Description Fabio Massimo Di Nitto 2015-06-11 08:34:28 UTC
Created attachment 1037552 [details]
logs from one compute node

Description of problem:

this issue was originally reported via email. It is not critical yet and it can only be triggered following a very specific set of events based on the old implementation of the NovaCompute resource agent.

It requires a fresh install every time to reproduce of both controllers and compute nodes. Rolling back the db or so won't do it.

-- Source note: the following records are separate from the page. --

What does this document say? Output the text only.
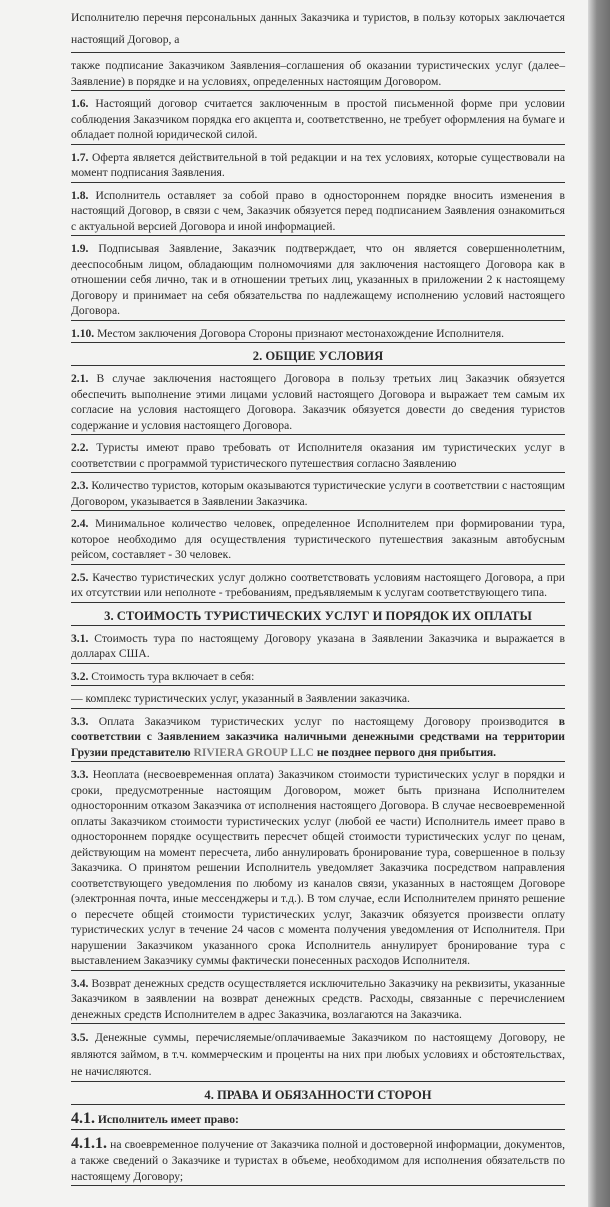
Исполнителю перечня персональных данных Заказчика и туристов, в пользу которых заключается настоящий Договор, а
также подписание Заказчиком Заявления–соглашения об оказании туристических услуг (далее–Заявление) в порядке и на условиях, определенных настоящим Договором.
1.6. Настоящий договор считается заключенным в простой письменной форме при условии соблюдения Заказчиком порядка его акцепта и, соответственно, не требует оформления на бумаге и обладает полной юридической силой.
1.7. Оферта является действительной в той редакции и на тех условиях, которые существовали на момент подписания Заявления.
1.8. Исполнитель оставляет за собой право в одностороннем порядке вносить изменения в настоящий Договор, в связи с чем, Заказчик обязуется перед подписанием Заявления ознакомиться с актуальной версией Договора и иной информацией.
1.9. Подписывая Заявление, Заказчик подтверждает, что он является совершеннолетним, дееспособным лицом, обладающим полномочиями для заключения настоящего Договора как в отношении себя лично, так и в отношении третьих лиц, указанных в приложении 2 к настоящему Договору и принимает на себя обязательства по надлежащему исполнению условий настоящего Договора.
1.10. Местом заключения Договора Стороны признают местонахождение Исполнителя.
2. ОБЩИЕ УСЛОВИЯ
2.1. В случае заключения настоящего Договора в пользу третьих лиц Заказчик обязуется обеспечить выполнение этими лицами условий настоящего Договора и выражает тем самым их согласие на условия настоящего Договора. Заказчик обязуется довести до сведения туристов содержание и условия настоящего Договора.
2.2. Туристы имеют право требовать от Исполнителя оказания им туристических услуг в соответствии с программой туристического путешествия согласно Заявлению
2.3. Количество туристов, которым оказываются туристические услуги в соответствии с настоящим Договором, указывается в Заявлении Заказчика.
2.4. Минимальное количество человек, определенное Исполнителем при формировании тура, которое необходимо для осуществления туристического путешествия заказным автобусным рейсом, составляет - 30 человек.
2.5. Качество туристических услуг должно соответствовать условиям настоящего Договора, а при их отсутствии или неполноте - требованиям, предъявляемым к услугам соответствующего типа.
3. СТОИМОСТЬ ТУРИСТИЧЕСКИХ УСЛУГ И ПОРЯДОК ИХ ОПЛАТЫ
3.1. Стоимость тура по настоящему Договору указана в Заявлении Заказчика и выражается в долларах США.
3.2. Стоимость тура включает в себя:
— комплекс туристических услуг, указанный в Заявлении заказчика.
3.3. Оплата Заказчиком туристических услуг по настоящему Договору производится в соответствии с Заявлением заказчика наличными денежными средствами на территории Грузии представителю RIVIERA GROUP LLC не позднее первого дня прибытия.
3.3. Неоплата (несвоевременная оплата) Заказчиком стоимости туристических услуг в порядки и сроки, предусмотренные настоящим Договором, может быть признана Исполнителем односторонним отказом Заказчика от исполнения настоящего Договора. В случае несвоевременной оплаты Заказчиком стоимости туристических услуг (любой ее части) Исполнитель имеет право в одностороннем порядке осуществить пересчет общей стоимости туристических услуг по ценам, действующим на момент пересчета, либо аннулировать бронирование тура, совершенное в пользу Заказчика. О принятом решении Исполнитель уведомляет Заказчика посредством направления соответствующего уведомления по любому из каналов связи, указанных в настоящем Договоре (электронная почта, иные мессенджеры и т.д.). В том случае, если Исполнителем принято решение о пересчете общей стоимости туристических услуг, Заказчик обязуется произвести оплату туристических услуг в течение 24 часов с момента получения уведомления от Исполнителя. При нарушении Заказчиком указанного срока Исполнитель аннулирует бронирование тура с выставлением Заказчику суммы фактически понесенных расходов Исполнителя.
3.4. Возврат денежных средств осуществляется исключительно Заказчику на реквизиты, указанные Заказчиком в заявлении на возврат денежных средств. Расходы, связанные с перечислением денежных средств Исполнителем в адрес Заказчика, возлагаются на Заказчика.
3.5. Денежные суммы, перечисляемые/оплачиваемые Заказчиком по настоящему Договору, не являются займом, в т.ч. коммерческим и проценты на них при любых условиях и обстоятельствах, не начисляются.
4. ПРАВА И ОБЯЗАННОСТИ СТОРОН
4.1. Исполнитель имеет право:
4.1.1. на своевременное получение от Заказчика полной и достоверной информации, документов, а также сведений о Заказчике и туристах в объеме, необходимом для исполнения обязательств по настоящему Договору;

The resource agent code (as provided to us) used to do:

    export LIBGUESTFS_ATTACH_METHOD=appliance
    su nova -s /bin/sh -c /usr/bin/nova-compute &

    rc=$OCF_NOT_RUNNING
    ocf_log info "Waiting for nova to start"
    while [ $rc != $OCF_SUCCESS ]; do
        nova_monitor
        rc=$?
    done

    if [ "x${OCF_RESKEY_domain}" != x ]; then
       export service_host="${NOVA_HOST}.${OCF_RESKEY_domain}"
    else
       export service_host="${NOVA_HOST}"
    fi

    python -c "import os; from novaclient import client as nova_client; nova = nova_client.Client('2', os.environ.get('OCF_RESKEY_username'), os.environ.get('OCF_RESKEY_password'), os.environ.get('OCF_RESKEY_tenant_name'), os.environ.get('OCF_RESKEY_auth_url')); nova.services.enable(os.environ.get('service_host'), 'nova-compute');"

It appears, from what we were able to see, that nova-compute would start, and while nova-compute starts to register itself as hypervisor, the subsequent call to nova would happen "too fast" or in a racy matter that left the db in a non consistent state.

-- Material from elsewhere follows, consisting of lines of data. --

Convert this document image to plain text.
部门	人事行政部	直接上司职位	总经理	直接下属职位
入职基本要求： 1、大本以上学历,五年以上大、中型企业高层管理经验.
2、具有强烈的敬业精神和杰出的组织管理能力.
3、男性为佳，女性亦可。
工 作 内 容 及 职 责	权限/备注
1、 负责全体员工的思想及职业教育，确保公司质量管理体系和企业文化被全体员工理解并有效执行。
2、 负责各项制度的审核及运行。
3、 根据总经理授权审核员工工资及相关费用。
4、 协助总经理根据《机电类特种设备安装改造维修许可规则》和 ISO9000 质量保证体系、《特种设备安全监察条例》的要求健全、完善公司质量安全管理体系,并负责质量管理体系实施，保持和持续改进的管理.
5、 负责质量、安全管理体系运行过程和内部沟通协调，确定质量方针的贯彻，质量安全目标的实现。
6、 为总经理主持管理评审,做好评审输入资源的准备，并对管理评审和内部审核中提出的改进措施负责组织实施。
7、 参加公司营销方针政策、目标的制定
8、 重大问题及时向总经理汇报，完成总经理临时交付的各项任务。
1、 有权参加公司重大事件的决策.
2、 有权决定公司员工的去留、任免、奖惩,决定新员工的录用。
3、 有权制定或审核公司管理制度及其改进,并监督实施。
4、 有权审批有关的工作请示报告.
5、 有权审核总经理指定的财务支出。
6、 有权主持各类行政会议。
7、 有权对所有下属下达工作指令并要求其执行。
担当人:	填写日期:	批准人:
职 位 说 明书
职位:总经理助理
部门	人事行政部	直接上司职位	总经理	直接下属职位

Any attempt to start an instance on that given compute node would fail.

After a full environment reset, and dropped the call to python, everything would work just fine.

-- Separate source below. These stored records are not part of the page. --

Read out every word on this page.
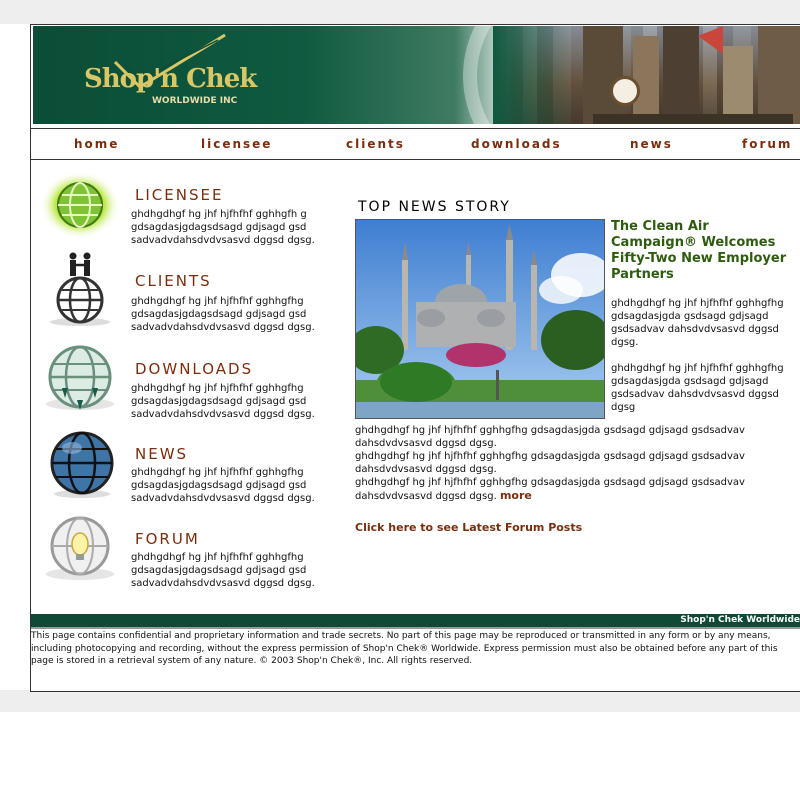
Shop'n Chek
WORLDWIDE INC
home	licensee	clients	downloads	news	forum
LICENSEE
ghdhgdhgf hg jhf hjfhfhf gghhgfh g gdsagdasjgdagsdsagd gdjsagd gsd sadvadvdahsdvdvsasvd dggsd dgsg.
CLIENTS
ghdhgdhgf hg jhf hjfhfhf gghhgfhg gdsagdasjgdagsdsagd gdjsagd gsd sadvadvdahsdvdvsasvd dggsd dgsg.
DOWNLOADS
ghdhgdhgf hg jhf hjfhfhf gghhgfhg gdsagdasjgdagsdsagd gdjsagd gsd sadvadvdahsdvdvsasvd dggsd dgsg.
NEWS
ghdhgdhgf hg jhf hjfhfhf gghhgfhg gdsagdasjgdagsdsagd gdjsagd gsd sadvadvdahsdvdvsasvd dggsd dgsg.
FORUM
ghdhgdhgf hg jhf hjfhfhf gghhgfhg gdsagdasjgdagsdsagd gdjsagd gsd sadvadvdahsdvdvsasvd dggsd dgsg.
TOP NEWS STORY
The Clean Air Campaign® Welcomes Fifty-Two New Employer Partners
ghdhgdhgf hg jhf hjfhfhf gghhgfhg gdsagdasjgda gsdsagd gdjsagd gsdsadvav dahsdvdvsasvd dggsd dgsg.
ghdhgdhgf hg jhf hjfhfhf gghhgfhg gdsagdasjgda gsdsagd gdjsagd gsdsadvav dahsdvdvsasvd dggsd dgsg
ghdhgdhgf hg jhf hjfhfhf gghhgfhg gdsagdasjgda gsdsagd gdjsagd gsdsadvav dahsdvdvsasvd dggsd dgsg.
ghdhgdhgf hg jhf hjfhfhf gghhgfhg gdsagdasjgda gsdsagd gdjsagd gsdsadvav dahsdvdvsasvd dggsd dgsg.
ghdhgdhgf hg jhf hjfhfhf gghhgfhg gdsagdasjgda gsdsagd gdjsagd gsdsadvav dahsdvdvsasvd dggsd dgsg. more
Click here to see Latest Forum Posts
Shop'n Chek Worldwide
This page contains confidential and proprietary information and trade secrets. No part of this page may be reproduced or transmitted in any form or by any means, including photocopying and recording, without the express permission of Shop'n Chek® Worldwide. Express permission must also be obtained before any part of this page is stored in a retrieval system of any nature. © 2003 Shop'n Chek®, Inc. All rights reserved.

Version-Release number of selected component (if applicable):

controllers:
openstack-nova-common-2015.1.0-4.el7ost.noarch
openstack-nova-console-2015.1.0-4.el7ost.noarch
openstack-nova-scheduler-2015.1.0-4.el7ost.noarch
openstack-nova-novncproxy-2015.1.0-4.el7ost.noarch
openstack-nova-conductor-2015.1.0-4.el7ost.noarch
openstack-nova-api-2015.1.0-4.el7ost.noarch
python-nova-2015.1.0-4.el7ost.noarch
python-novaclient-2.23.0-1.el7ost.noarch

computes:
openstack-nova-common-2015.1.0-4.el7ost.noarch
python-nova-2015.1.0-4.el7ost.noarch
python-novaclient-2.23.0-1.el7ost.noarch
openstack-nova-compute-2015.1.0-4.el7ost.noarch

How reproducible:

always

Steps to Reproduce:
1. install super fresh environment without compute nodes
2. prepare one compute node (configure et all) WITHTOUT starting nova-compute
3. put the above code in a small shell script so it's executed as fast as pacemaker would execute it when starting the resource agent
4. execute it to start nova-compute
5. try to fire up an instance.

Actual results:

Instances will fail to start

Expected results:

Instances should start.

Additional info:

A nova-compute.log is attached from an old run. Hopefully it is good enough to be useful, but otherwise it might take a few days before we can grab another one.

Also note that we did workaround this issue temporary by disabling the call to python (it provides an optimization but it's not critical path), tho a user can potentially do the same by start nova-compute via systemctl and enable the service right away.

Comment 8 Artom Lifshitz 2018-01-17 15:12:48 UTC
Given the age of this thing, the rather specific reproduction steps, and the lack of customer case, I think we can safely close this.